The Egyptian museum

Location:
Cairo, Egypt

Description:
The Museum of Egyptian Antiquities, known commonly as the Egyptian Museum, is home to the most extensive collection of ancient Egyptian antiquities in the world. It has 136,000 items on display, with many more hundreds of thousands in its basement storerooms.
    The museum is an outgrowth of the Egyptian Antiquities Service, established by the Egyptian government in 1835, in an attempt to limit the looting of antiquities from sites, and protect artifacts. Its Boulaq museum opened in 1858 with a collection assembled by Auguste Mariette, the French archaeologist retained by Isma'il Pasha.                              After residing in an annex of the palace of Isma'il Pasha in Giza from 1880, the museum moved to its present location, a neoclassical structure on Tahrir Square in Cairo's city centre, in 1900 under Gaston Maspero.
    It was built during the reign of Khedive Abbass Helmi II in 1897, and opened on November 15, 1902.  It has 107 halls. At the ground floor there are the huge statues. The upper floor houses small statues, jewels, Tutankhamon treasures and the mummies.
    The highlight of the collection is often considered to be the tomb artifacts of the Pharaoh Tutankhamun, whose almost intact tomb Howard Carter found in the Valley of the Kings in 1923.
    The museum's Royal Mummy Room, containing 27 royal mummies from pharaonic times, was closed down on the orders of President Anwar Sadat in 1981. It was reopened, with a slightly curtailed display of New Kingdom kings and queens, in 1985.
The Museum also comprises a photography section and a large library.

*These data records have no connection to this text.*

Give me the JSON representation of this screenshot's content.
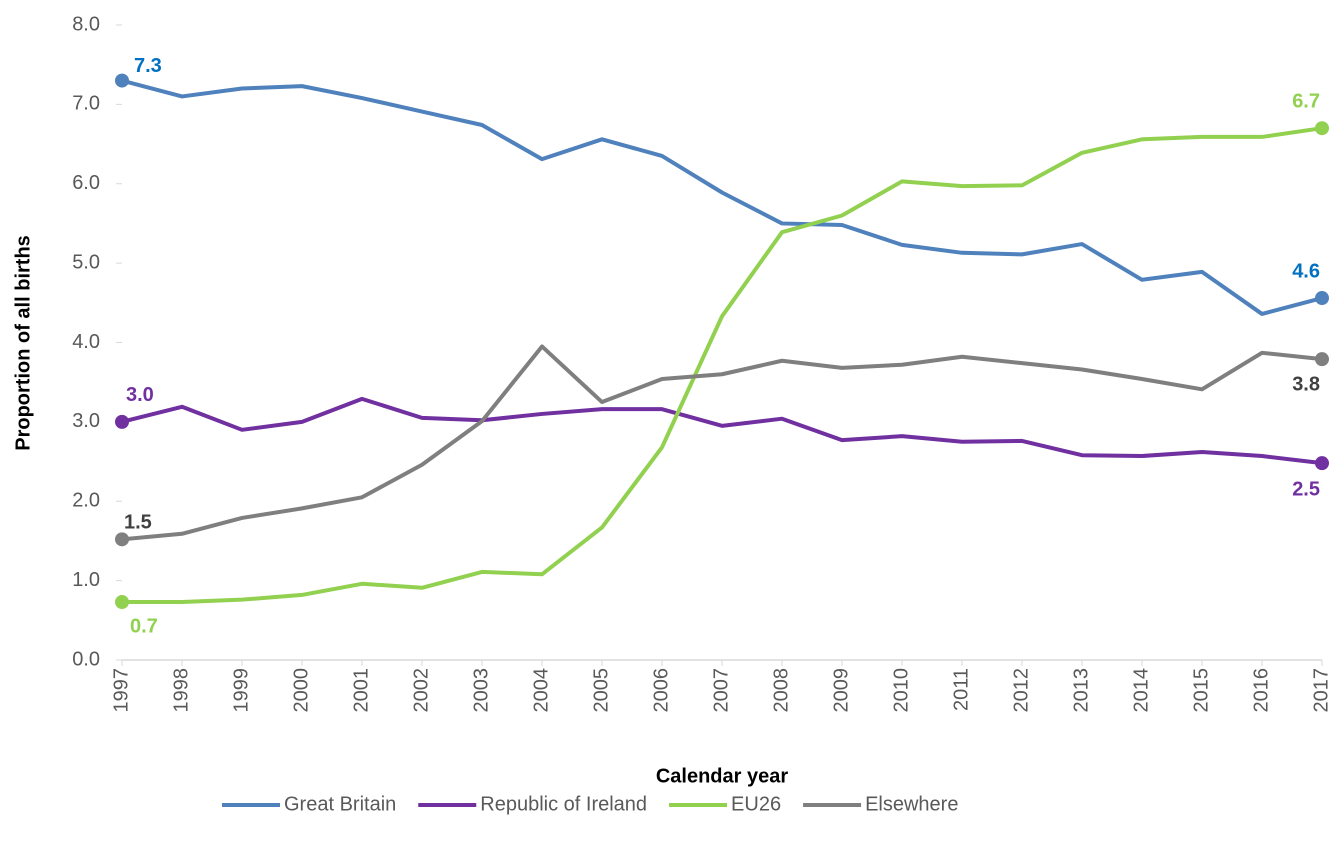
{
  "chart_data": {
    "type": "line",
    "x_label": "Calendar year",
    "y_label": "Proportion of all births",
    "categories": [
      "1997",
      "1998",
      "1999",
      "2000",
      "2001",
      "2002",
      "2003",
      "2004",
      "2005",
      "2006",
      "2007",
      "2008",
      "2009",
      "2010",
      "2011",
      "2012",
      "2013",
      "2014",
      "2015",
      "2016",
      "2017"
    ],
    "series": [
      {
        "name": "Great Britain",
        "color": "#4f81bd",
        "values": [
          7.3,
          7.1,
          7.2,
          7.23,
          7.08,
          6.91,
          6.74,
          6.31,
          6.56,
          6.35,
          5.89,
          5.5,
          5.48,
          5.23,
          5.13,
          5.11,
          5.24,
          4.79,
          4.89,
          4.36,
          4.56
        ],
        "value_labels": [
          "7.3",
          null,
          null,
          null,
          null,
          null,
          null,
          null,
          null,
          null,
          null,
          null,
          null,
          null,
          null,
          null,
          null,
          null,
          null,
          null,
          "4.6"
        ]
      },
      {
        "name": "Republic of Ireland",
        "color": "#7030a0",
        "values": [
          3.0,
          3.19,
          2.9,
          3.0,
          3.29,
          3.05,
          3.02,
          3.1,
          3.16,
          3.16,
          2.95,
          3.04,
          2.77,
          2.82,
          2.75,
          2.76,
          2.58,
          2.57,
          2.62,
          2.57,
          2.48
        ],
        "value_labels": [
          "3.0",
          null,
          null,
          null,
          null,
          null,
          null,
          null,
          null,
          null,
          null,
          null,
          null,
          null,
          null,
          null,
          null,
          null,
          null,
          null,
          "2.5"
        ]
      },
      {
        "name": "EU26",
        "color": "#92d050",
        "values": [
          0.73,
          0.73,
          0.76,
          0.82,
          0.96,
          0.91,
          1.11,
          1.08,
          1.67,
          2.68,
          4.33,
          5.39,
          5.6,
          6.03,
          5.97,
          5.98,
          6.39,
          6.56,
          6.59,
          6.59,
          6.7
        ],
        "value_labels": [
          "0.7",
          null,
          null,
          null,
          null,
          null,
          null,
          null,
          null,
          null,
          null,
          null,
          null,
          null,
          null,
          null,
          null,
          null,
          null,
          null,
          "6.7"
        ]
      },
      {
        "name": "Elsewhere",
        "color": "#7f7f7f",
        "values": [
          1.52,
          1.59,
          1.79,
          1.91,
          2.05,
          2.46,
          3.01,
          3.95,
          3.25,
          3.54,
          3.6,
          3.77,
          3.68,
          3.72,
          3.82,
          3.74,
          3.66,
          3.54,
          3.41,
          3.87,
          3.79
        ],
        "value_labels": [
          "1.5",
          null,
          null,
          null,
          null,
          null,
          null,
          null,
          null,
          null,
          null,
          null,
          null,
          null,
          null,
          null,
          null,
          null,
          null,
          null,
          "3.8"
        ]
      }
    ],
    "ylim": [
      0,
      8
    ],
    "yticks": [
      {
        "value": 0,
        "label": "0.0"
      },
      {
        "value": 1,
        "label": "1.0"
      },
      {
        "value": 2,
        "label": "2.0"
      },
      {
        "value": 3,
        "label": "3.0"
      },
      {
        "value": 4,
        "label": "4.0"
      },
      {
        "value": 5,
        "label": "5.0"
      },
      {
        "value": 6,
        "label": "6.0"
      },
      {
        "value": 7,
        "label": "7.0"
      },
      {
        "value": 8,
        "label": "8.0"
      }
    ],
    "grid": false,
    "legend": "bottom"
  }
}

The Egyptian museum comprises many sections arranged in chronological order

  1. The first section houses Tutankhamon’s treasures.
  2. The second section houses the pre-dynasty and the Old Kingdom monuments.
  3. The third section houses the first intermediate period and the Middle Kingdom monuments.
  4. The forth section houses the monuments of the Modern Kingdom.
  5. The fifth section houses the monuments of the late period and the Greek and Roman periods.
  6. The sixth section houses coins and papyrus.
  7. The seventh section houses sarcophagi and scrabs.

    A hall for the royal mummies was opened at the museum, housing eleven kings and queens or more.
    More than a million and half tourists visit the museum annually, in addition to half a million Egyptians.